CASTRUCCI, Cosimo
(active 1576-1602)

Biography

Italian gem carver. The art of the pietra dura mosaics evolved in Rome and was almost immediately transferred to Florence, from where Francesco I de' Medici gave Emperor Rudolph II one of the first works produced in his new workshop in 1589. It was so much liked by the Emperor that he commissioned a second from the workshop which took six and a half years to complete and incorporated stones from Bohemia which he had had sent to Florence. The design also seems to have been strongly influenced by his court as it is stylistically atypical for a work Florentine panel. By 1592 Rudolph II had already secured the transfer of Cosimo Castrucci, from Florence to Prague.

Castrucci, described in a 'pass letter' as a semi-precious stone carver to his Majesty, was from a long line of Florentine goldsmiths and his workshop, which he left behind in Florence continued for another thirty years. His son Giovanni (d. 1615) appears to have been working with Cosimo in Prague, from circa 1598 and was made Kammer-Edelsteinschneider in 1610, which might be the date of his father's death although there is no mention of Cosimo after 1600.

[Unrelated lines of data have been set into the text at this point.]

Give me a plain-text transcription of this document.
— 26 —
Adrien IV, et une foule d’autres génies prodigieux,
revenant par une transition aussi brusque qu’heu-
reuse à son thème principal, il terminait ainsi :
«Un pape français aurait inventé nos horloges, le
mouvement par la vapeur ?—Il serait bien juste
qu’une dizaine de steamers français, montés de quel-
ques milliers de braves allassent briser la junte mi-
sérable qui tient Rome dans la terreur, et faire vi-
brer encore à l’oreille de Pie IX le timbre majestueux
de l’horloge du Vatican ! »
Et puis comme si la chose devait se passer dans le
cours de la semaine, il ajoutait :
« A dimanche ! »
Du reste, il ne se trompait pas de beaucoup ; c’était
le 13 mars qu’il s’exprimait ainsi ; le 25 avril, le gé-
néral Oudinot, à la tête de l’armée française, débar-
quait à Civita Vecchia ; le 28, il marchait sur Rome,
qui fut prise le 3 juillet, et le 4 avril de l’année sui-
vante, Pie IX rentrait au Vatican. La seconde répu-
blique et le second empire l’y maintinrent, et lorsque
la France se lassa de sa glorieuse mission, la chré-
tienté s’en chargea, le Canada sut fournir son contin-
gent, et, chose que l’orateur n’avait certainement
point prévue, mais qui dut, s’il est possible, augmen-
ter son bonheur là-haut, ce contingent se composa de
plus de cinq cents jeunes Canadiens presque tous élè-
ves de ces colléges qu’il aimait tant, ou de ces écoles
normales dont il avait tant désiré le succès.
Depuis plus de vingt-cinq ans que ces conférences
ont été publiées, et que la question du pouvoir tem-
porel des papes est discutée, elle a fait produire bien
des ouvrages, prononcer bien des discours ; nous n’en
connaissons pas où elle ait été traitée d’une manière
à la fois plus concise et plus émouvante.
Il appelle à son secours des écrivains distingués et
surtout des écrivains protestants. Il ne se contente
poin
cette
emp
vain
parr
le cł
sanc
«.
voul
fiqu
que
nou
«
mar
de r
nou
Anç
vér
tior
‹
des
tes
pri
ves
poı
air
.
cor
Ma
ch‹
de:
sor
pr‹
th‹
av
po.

The high regard in which their works were held, is confirmed by an invitation to Giovanni from the Medicis to take over the workshop of the Caroni brothers who died in 1611. One of the Castrucci oeuvres, depicting the Banquet of Abraham, was even commissioned by the Medicis to designs supplied by them. Giovanni's son, Cosimo di Giovanni, who combined the skillful three-dimensional renderings of space which his grandfather, Cosimo was renowned for, and the layered picture planes and architectural elements developed in Giovanni's work, is mentioned until 1619, when Giovanni's son-in-law Giuliano di Pietro Pandolfini seems to have taken over the workshop.